New Year’s Eve celebrations in Bengaluru saw an ugly turn as it neared 11 o’clock at night. In the space between MG Road and Brigade Road, the city witnessed a heartbreaking case of mass molestation.
The drunk crowd was as unruly as they were criminal, thinking that they had the right to touch a woman without their consent. Taking advantage of the inebriated women, they reached out to them with sick intentions. Pawing, groping and making lewd comments- no woman was able to leave the crowd unchanged.
Despite the 1,500 police personnel deployed at the venue, the event still took place. Faced with thousands of people, the police were greatly outnumbered and unable to control the crowd. Forced to chose, the personnel was not able to help each and every woman. They had had to prioritise, helping those in more dire situations first.

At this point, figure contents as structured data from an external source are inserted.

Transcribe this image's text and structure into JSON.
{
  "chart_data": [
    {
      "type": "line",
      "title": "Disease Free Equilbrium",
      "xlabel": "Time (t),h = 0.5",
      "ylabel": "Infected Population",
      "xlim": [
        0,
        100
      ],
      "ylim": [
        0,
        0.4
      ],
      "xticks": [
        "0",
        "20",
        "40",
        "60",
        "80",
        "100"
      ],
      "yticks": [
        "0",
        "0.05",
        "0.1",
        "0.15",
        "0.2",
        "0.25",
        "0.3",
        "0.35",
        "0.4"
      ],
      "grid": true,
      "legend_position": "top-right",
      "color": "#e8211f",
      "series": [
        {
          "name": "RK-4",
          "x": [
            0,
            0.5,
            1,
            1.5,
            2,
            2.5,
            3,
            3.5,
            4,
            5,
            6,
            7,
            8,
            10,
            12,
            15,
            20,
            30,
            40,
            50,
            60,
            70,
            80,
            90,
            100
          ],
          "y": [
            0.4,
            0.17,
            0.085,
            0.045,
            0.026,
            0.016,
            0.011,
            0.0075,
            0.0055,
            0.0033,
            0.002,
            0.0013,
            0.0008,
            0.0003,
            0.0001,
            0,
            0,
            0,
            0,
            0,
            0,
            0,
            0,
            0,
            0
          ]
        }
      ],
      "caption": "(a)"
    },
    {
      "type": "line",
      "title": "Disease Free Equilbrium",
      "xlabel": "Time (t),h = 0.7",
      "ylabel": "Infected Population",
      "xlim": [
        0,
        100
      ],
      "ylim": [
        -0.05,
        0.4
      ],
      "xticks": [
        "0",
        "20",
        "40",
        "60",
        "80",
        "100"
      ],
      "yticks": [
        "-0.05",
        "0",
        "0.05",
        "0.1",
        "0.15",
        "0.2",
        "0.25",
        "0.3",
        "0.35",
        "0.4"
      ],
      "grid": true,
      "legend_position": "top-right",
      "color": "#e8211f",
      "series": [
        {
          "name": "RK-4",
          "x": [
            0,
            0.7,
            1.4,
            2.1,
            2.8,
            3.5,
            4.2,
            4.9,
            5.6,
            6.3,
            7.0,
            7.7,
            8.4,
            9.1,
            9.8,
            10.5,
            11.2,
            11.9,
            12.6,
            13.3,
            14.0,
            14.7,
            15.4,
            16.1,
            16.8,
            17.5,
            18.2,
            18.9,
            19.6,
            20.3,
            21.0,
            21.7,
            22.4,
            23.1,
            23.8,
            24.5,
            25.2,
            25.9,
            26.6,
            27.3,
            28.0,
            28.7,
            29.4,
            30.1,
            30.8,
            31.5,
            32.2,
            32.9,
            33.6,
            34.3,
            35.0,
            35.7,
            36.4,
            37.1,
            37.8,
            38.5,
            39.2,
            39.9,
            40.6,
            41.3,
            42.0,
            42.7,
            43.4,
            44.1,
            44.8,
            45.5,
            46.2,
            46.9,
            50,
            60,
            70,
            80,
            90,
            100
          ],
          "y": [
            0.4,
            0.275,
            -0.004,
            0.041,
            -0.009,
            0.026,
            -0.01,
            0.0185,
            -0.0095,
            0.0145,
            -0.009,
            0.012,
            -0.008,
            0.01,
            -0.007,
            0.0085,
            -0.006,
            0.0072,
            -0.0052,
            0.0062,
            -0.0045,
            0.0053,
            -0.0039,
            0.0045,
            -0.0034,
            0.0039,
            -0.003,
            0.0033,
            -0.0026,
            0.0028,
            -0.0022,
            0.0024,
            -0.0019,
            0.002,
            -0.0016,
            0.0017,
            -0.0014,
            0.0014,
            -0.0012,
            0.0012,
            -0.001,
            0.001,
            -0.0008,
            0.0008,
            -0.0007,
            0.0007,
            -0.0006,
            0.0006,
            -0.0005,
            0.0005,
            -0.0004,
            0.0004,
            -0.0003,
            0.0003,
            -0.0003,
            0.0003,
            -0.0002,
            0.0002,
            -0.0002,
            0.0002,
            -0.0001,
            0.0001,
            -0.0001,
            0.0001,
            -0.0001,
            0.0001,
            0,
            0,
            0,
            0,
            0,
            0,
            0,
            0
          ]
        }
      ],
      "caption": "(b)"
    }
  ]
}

Though some had been fortunate enough to be shielded by their male friends and relatives, or had been walking in larger groups, most of the women had not been lucky enough. They were forced to endure the attack, the violation of their dignity and their consent.
The police had urged people to come forward- the witnesses with a survivor’s tale, the journalists and photographers who held record of the violations and the eyewitnesses who could swear to the happenings. In response, a plethora of people came forward with their stories and pictures.
Yet, it is disheartening to see that these cases still cannot be lodged due to the victims not coming forward. Despite the chaos that took place, the police claim that they did not receive reports of the event through the many calls they attended to, nor were there any cases filed. If cases had been filed, it would be difficult for the victims to identify their attackers.
As recent as 5th January, 2017, four men have been arrested for sexual harassment. The police would submit a video of these men violating a women as evidence, collected from a residential camera. The police is currently searching for the victim so that she can give her statement and the violators can be formally charged and punished.
Eyewitnesses have described the scene as “almost a stampede”. They told us about the girls who were crying and shouting for help, helpless in their situation. It is possible to fight off a violator, perhaps even a group of them, but what was one supposed to do in a crowd of violators? Just as one is fought off, another one approaches you and the cycle keeps repeating itself, the heartless and vile minds as they target you, relentless in their approach. What becomes of us then?
Karnataka Home Minister, G. Parameshwara, blamed the youth for “copying the westerners, not only in their mindsets, but even in their dressing.” He was successful in outraging the people who demanded his resignation. As if that was not enough fuel to feed the fire, he added further, “These things do happen.”
Unfortunately, for India, what most people fail to understand is that this is not about the kind of clothes. It does not matter how heavily her eyes are lined, how sultry is her lipstick, how tight are her clothes or even how much skin she is showing. It is not about Western ideals, it is not about patriarchy, this is about you and how you contribute towards the change you want to see. It is about learning from their mistakes, embracing the choices she makes and creating a safe environment in which she can have her freedom.
A utopia, you and others like you, can create in which she is fearless and she is free. Free from the dangers of the world which snare her, free from the constraints which dictate both her social life and her confidence. What about a world, albeit a very ideal one, in which she is safe from all danger? Why is it that we never seem to achieve it?